Alongside the birds fly the bugs.
From the public point of view, bugs are the birds’ dark side. Not flashy,
mostly invisible, mostly annoying, sometimes downright nasty. You have to be a
special kind of scientist to specialize in bugs. And an indefatigable one:
there are some 1 million species of insects and spiders in the world, with many
more to discover; if you were a beetle specialist, you’d have 25,000 species
from which to choose in North America alone. I
expect we know very little of the ways that their world is crucial to ours,
besides the obvious (pollinating bees, food for birds, scavenging, and
clean-up); we seem to care only about those with pestilential qualities. Don’t
you wonder if concerted study of the insect world will give us the strongest
evidence yet of the mess we’ve made? Or don’t we want to know how they will
inherit the earth after we’re done and gone?
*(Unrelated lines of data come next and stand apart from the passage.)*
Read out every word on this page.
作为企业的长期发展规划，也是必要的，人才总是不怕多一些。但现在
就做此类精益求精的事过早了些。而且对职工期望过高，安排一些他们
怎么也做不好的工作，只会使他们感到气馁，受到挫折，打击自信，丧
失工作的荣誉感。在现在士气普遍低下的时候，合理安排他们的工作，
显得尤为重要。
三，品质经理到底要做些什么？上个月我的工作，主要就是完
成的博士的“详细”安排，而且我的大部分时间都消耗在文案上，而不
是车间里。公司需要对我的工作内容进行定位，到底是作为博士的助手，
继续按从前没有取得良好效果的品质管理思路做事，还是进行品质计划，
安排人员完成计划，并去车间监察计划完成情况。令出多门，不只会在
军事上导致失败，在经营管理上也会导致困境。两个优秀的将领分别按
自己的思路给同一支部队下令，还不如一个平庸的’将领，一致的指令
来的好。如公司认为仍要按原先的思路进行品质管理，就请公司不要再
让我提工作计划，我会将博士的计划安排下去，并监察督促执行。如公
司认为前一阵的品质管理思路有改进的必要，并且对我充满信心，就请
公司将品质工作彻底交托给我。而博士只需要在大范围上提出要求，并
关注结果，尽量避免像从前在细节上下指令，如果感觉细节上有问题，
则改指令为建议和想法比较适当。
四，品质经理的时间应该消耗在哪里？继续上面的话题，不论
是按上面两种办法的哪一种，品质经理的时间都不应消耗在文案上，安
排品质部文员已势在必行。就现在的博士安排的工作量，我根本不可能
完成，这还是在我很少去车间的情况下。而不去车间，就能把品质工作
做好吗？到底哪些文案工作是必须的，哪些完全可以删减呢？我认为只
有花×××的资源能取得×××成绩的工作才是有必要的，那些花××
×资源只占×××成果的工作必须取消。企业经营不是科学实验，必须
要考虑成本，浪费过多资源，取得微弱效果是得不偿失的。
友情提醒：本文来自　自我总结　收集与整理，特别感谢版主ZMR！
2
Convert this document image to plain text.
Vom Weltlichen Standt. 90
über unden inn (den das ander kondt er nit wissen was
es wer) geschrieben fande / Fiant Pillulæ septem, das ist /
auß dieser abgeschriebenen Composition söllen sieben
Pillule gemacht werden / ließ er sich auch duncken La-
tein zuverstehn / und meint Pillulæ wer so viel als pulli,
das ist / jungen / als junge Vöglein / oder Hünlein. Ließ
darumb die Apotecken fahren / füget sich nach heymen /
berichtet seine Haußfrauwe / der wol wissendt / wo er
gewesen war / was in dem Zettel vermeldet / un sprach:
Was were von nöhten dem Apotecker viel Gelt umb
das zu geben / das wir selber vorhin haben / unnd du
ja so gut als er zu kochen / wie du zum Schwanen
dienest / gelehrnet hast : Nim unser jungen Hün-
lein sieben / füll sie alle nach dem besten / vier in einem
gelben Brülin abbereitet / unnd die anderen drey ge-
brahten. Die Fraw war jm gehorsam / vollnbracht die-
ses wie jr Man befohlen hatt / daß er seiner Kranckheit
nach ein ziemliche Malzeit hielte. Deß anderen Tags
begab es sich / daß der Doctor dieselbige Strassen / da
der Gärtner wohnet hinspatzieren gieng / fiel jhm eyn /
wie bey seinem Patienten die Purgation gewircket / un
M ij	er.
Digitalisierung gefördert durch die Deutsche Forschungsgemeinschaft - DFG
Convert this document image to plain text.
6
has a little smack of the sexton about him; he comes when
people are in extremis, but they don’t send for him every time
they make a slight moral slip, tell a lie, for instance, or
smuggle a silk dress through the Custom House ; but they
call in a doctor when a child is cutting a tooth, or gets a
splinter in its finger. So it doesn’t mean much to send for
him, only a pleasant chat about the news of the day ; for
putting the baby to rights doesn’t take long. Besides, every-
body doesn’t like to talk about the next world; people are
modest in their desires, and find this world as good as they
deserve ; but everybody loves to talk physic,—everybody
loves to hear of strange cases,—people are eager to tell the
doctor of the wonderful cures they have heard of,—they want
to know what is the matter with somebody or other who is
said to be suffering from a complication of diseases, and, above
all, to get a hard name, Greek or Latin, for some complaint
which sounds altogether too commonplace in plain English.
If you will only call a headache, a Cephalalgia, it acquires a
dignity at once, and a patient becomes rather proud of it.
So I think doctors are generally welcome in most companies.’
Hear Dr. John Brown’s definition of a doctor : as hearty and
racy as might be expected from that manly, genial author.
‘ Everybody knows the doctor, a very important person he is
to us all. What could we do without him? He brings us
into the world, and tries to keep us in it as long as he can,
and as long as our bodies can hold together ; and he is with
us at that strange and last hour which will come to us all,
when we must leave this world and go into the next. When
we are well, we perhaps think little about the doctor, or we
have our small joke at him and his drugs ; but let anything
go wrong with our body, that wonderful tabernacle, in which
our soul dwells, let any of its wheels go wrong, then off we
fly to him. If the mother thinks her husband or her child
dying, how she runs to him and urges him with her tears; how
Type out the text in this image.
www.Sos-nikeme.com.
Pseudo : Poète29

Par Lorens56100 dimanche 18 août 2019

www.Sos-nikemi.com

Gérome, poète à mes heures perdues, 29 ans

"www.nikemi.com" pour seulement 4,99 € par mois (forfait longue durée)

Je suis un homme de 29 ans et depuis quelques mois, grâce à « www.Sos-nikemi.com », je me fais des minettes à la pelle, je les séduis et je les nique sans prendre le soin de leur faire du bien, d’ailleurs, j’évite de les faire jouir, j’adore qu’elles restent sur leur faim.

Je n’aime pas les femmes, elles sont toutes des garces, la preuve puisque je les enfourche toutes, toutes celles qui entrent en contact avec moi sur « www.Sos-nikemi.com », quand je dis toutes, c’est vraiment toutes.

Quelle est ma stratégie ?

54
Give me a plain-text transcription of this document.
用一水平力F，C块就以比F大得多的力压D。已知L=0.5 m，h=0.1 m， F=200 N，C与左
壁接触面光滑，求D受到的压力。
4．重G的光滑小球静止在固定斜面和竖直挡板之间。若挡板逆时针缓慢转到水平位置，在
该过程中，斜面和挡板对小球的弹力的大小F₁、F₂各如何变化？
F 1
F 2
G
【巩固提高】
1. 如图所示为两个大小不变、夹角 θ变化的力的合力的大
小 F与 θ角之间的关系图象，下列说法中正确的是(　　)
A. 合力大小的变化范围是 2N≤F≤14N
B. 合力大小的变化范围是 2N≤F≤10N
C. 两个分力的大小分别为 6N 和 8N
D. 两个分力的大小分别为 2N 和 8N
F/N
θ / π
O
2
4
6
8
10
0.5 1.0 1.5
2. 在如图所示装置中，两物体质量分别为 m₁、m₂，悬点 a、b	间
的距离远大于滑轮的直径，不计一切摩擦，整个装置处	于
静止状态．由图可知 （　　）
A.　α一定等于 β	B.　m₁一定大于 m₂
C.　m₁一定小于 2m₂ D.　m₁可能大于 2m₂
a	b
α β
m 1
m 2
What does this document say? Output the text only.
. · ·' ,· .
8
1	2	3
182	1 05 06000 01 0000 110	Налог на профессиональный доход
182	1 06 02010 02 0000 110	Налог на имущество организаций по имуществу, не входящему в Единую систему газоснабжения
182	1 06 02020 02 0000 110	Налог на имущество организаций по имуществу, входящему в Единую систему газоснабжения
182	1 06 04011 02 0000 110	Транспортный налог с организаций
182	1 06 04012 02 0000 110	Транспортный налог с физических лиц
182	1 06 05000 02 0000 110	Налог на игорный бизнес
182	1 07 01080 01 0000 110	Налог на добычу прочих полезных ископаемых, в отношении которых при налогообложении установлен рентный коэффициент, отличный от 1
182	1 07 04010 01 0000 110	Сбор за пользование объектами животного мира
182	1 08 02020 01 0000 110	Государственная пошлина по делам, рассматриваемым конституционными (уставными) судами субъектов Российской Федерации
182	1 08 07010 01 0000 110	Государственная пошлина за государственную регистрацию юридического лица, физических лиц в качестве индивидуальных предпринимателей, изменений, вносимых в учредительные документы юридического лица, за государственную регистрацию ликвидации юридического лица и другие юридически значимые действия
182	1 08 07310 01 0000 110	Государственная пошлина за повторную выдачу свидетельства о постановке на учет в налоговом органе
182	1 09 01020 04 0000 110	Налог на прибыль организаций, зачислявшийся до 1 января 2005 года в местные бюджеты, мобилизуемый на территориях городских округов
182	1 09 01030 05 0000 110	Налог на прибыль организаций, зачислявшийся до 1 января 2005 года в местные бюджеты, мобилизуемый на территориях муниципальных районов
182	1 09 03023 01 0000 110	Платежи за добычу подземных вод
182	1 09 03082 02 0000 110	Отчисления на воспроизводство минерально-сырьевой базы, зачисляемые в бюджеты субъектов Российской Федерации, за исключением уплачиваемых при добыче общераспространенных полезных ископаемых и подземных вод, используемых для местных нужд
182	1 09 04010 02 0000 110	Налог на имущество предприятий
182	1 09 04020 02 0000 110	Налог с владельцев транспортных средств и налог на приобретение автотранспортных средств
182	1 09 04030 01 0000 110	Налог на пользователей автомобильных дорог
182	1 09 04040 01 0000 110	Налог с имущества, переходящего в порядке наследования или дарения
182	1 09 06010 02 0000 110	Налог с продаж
Maine’s bugs, however, are good at getting attention. The
spruce budworm can lay waste to thousands of acres of forest, and the
insecticide programs to contain it are very controversial, perhaps worse than
the cure. A mosquito swarm can be so thick as to be comical. The deer fly must
be the most useless creature on the face of the earth. Even in biotic terms I'm
hard pressed to understand where the thing fits in except as a chance mutation,
an evolutionary dead-end that happens to bedevil mammals in the woods. And the
black fly? Well, it’s so bad that the only defense is to stick your tongue
firmly in your cheek: call it “Maine’s
state bird” and “Defender of the Wilderness”; join the Maine Blackfly Breeder’s
Association (whose motto is “We breed ‘em, you feed ‘em”). In some places
between Mother’s Day and Father’s Day you need to duct-tape your pant legs and
don headgear with netting just to be outside. Unlike mosquitoes, who sample
your blood with a dainty proboscis, the black fly scrapes away at your skin
until it gets enough blood to be happy. Significant itching and pain ensue.